Yönetmenlik koltuğuna José Padilha’nın oturduğu dram, gerilim ve suç türlerindeki İngiltere yapımı filmde, Daniel Brühl, Rosamund Pike, Eddie Marsan, Mark Ivanir ve Nonso Anozie rol alıyor. Gerçek bir hikayenin konu edildiği film Entebbe Operasyonu’nu anlatıyor: 1976'da Tel Aviv'den kalkıp Atina üzerinden Paris'e gitmeyi planlayan Air France uçağı, ikisi Alman, ikisi Filistinli dört kişi tarafından kaçırılarak Uganda'nın Entebbe şehrine indirilir. Uçakta çok sayıda İsrailli yolcu vardır ve militanların isteği, yolcuların hayatı karşılığında hapisteki Filistinli veya Filistin destekçisi 53 arkadaşlarının salıverilmesidir. İsrail hükümeti, yapılan görüşmelerin ardından çok tehlikeli bir operasyon gerçekleştirmeyi göze alır.

Düğüm Salonu

Komedi türündeki yerli filmin yönetmenliğini Hakan Algül üstleniyor. Oyuncu kadrosunda Şahin Irmak, İrem Sak, Gonca Vuslateri, Emre Karayel ve Onur Buldu öne çıkıyor. Eskiden birlikte olmuş ancak yollarını ayırma kararı alarak başka insanlarla tamamen farklı hayatlar kurmanın eşiğine gelmiş Serkan (Şahin Irmak) ve Hülya (İrem Sak), müthiş bir tesadüf sonucu aynı gün yanyana düğün salonlarında evlenmek üzere tarih almışlardır.
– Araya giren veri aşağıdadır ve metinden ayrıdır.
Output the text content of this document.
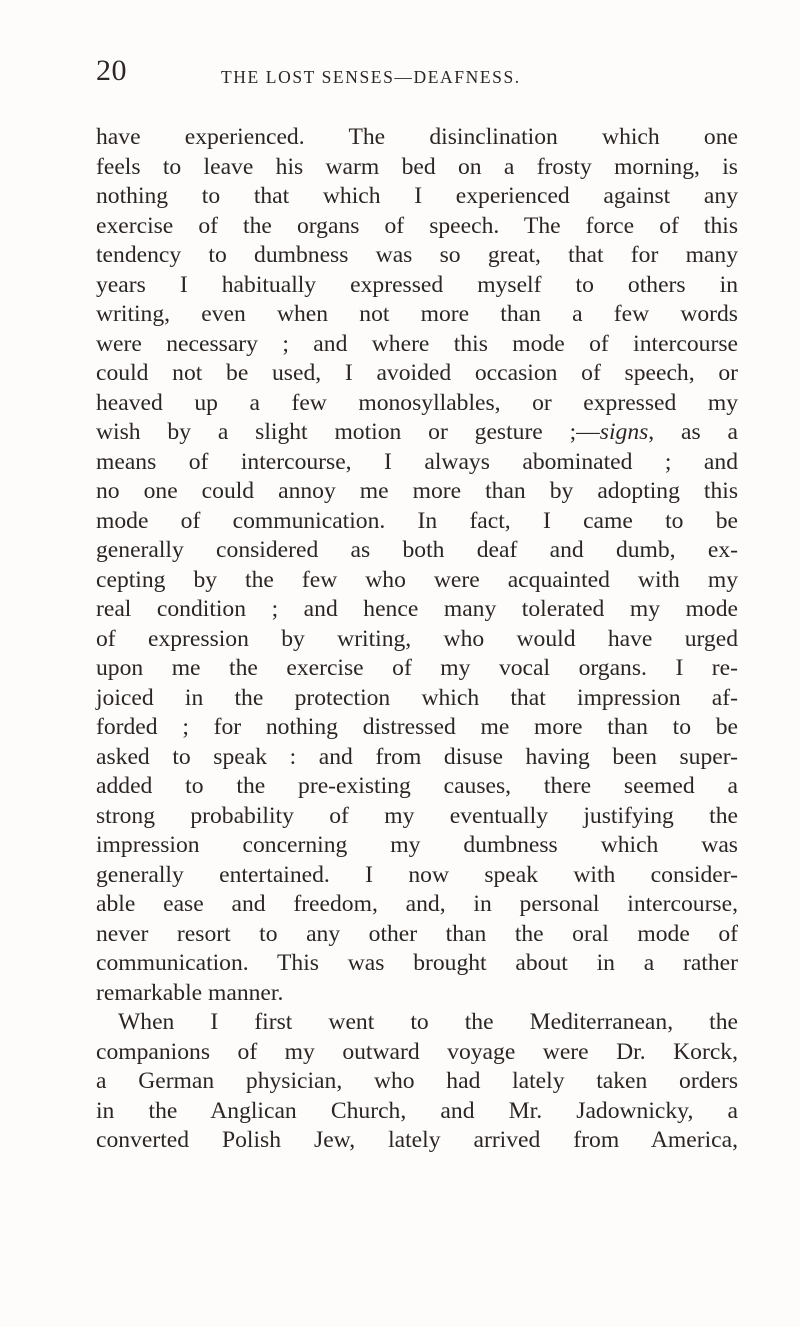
20	THE LOST SENSES—DEAFNESS.
have experienced. The disinclination which one
feels to leave his warm bed on a frosty morning, is
nothing to that which I experienced against any
exercise of the organs of speech. The force of this
tendency to dumbness was so great, that for many
years I habitually expressed myself to others in
writing, even when not more than a few words
were necessary ; and where this mode of intercourse
could not be used, I avoided occasion of speech, or
heaved up a few monosyllables, or expressed my
wish by a slight motion or gesture ;—signs, as a
means of intercourse, I always abominated ; and
no one could annoy me more than by adopting this
mode of communication. In fact, I came to be
generally considered as both deaf and dumb, ex-
cepting by the few who were acquainted with my
real condition ; and hence many tolerated my mode
of expression by writing, who would have urged
upon me the exercise of my vocal organs. I re-
joiced in the protection which that impression af-
forded ; for nothing distressed me more than to be
asked to speak : and from disuse having been super-
added to the pre-existing causes, there seemed a
strong probability of my eventually justifying the
impression concerning my dumbness which was
generally entertained. I now speak with consider-
able ease and freedom, and, in personal intercourse,
never resort to any other than the oral mode of
communication. This was brought about in a rather
remarkable manner.
When I first went to the Mediterranean, the
companions of my outward voyage were Dr. Korck,
a German physician, who had lately taken orders
in the Anglican Church, and Mr. Jadownicky, a
converted Polish Jew, lately arrived from America,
Ancak bu durumda iki düğünün birbirine girip işlerin çığrından çıkması kaçınılmaz olacaktır. 

Tut Yüreğimden Anne

Yönetmenlik koltuğunda Burçin Aydın ve Bülent Aydoğan’ın oturduğu dram türündeki yerli filmde Sermiyan Midyat, Naz Elmas, Janberk Nak, Ela Şen ve Levent İnanır rol alıyor. Okan (Sermiyan Midyat) ve Sibel (Naz Elmas) çifti, oğulları Yaman (Janberk Nak) ve kızları Hazan'la (Ela Şen) mutlu bir hayat yaşamaktadır. Ancak Hazan'ın otistik olduğunu öğrendiklerinde düzenleri tepetaklak olur. Sibel, ailesinin kabullenemesine rağmen kızını tüm kalbiyle sevmeye ve ona gereken tüm ilgiyi göstermeye devam ederken kendisinin de amansız bir hastalığa yakalandığını öğrenecektir. 

Ne Var?

Komedi türündeki filmin yönetmenliği ve senaryosu Ozan Denklik’e ait. Oyuncu kadrosunda Ozan Denklik, Gülbahar Caybak, Ömer Koç, Gürkan Demirtaş ve Sinem Kara bulunuyor. Birbirini çok seven üç yakın arkadaş bir gün falcıya giderler. Falcı, onların kaderinde bir hazine görmüştür. Hazineyi bulabilmek için hemen araştırmalara başlayan gençler, başlarını mafyayla da derde sokarlar. Birçok belaya bulaşsalar da hazineyi bulmadan aramaktan vazgeçmeye niyetleri yoktur.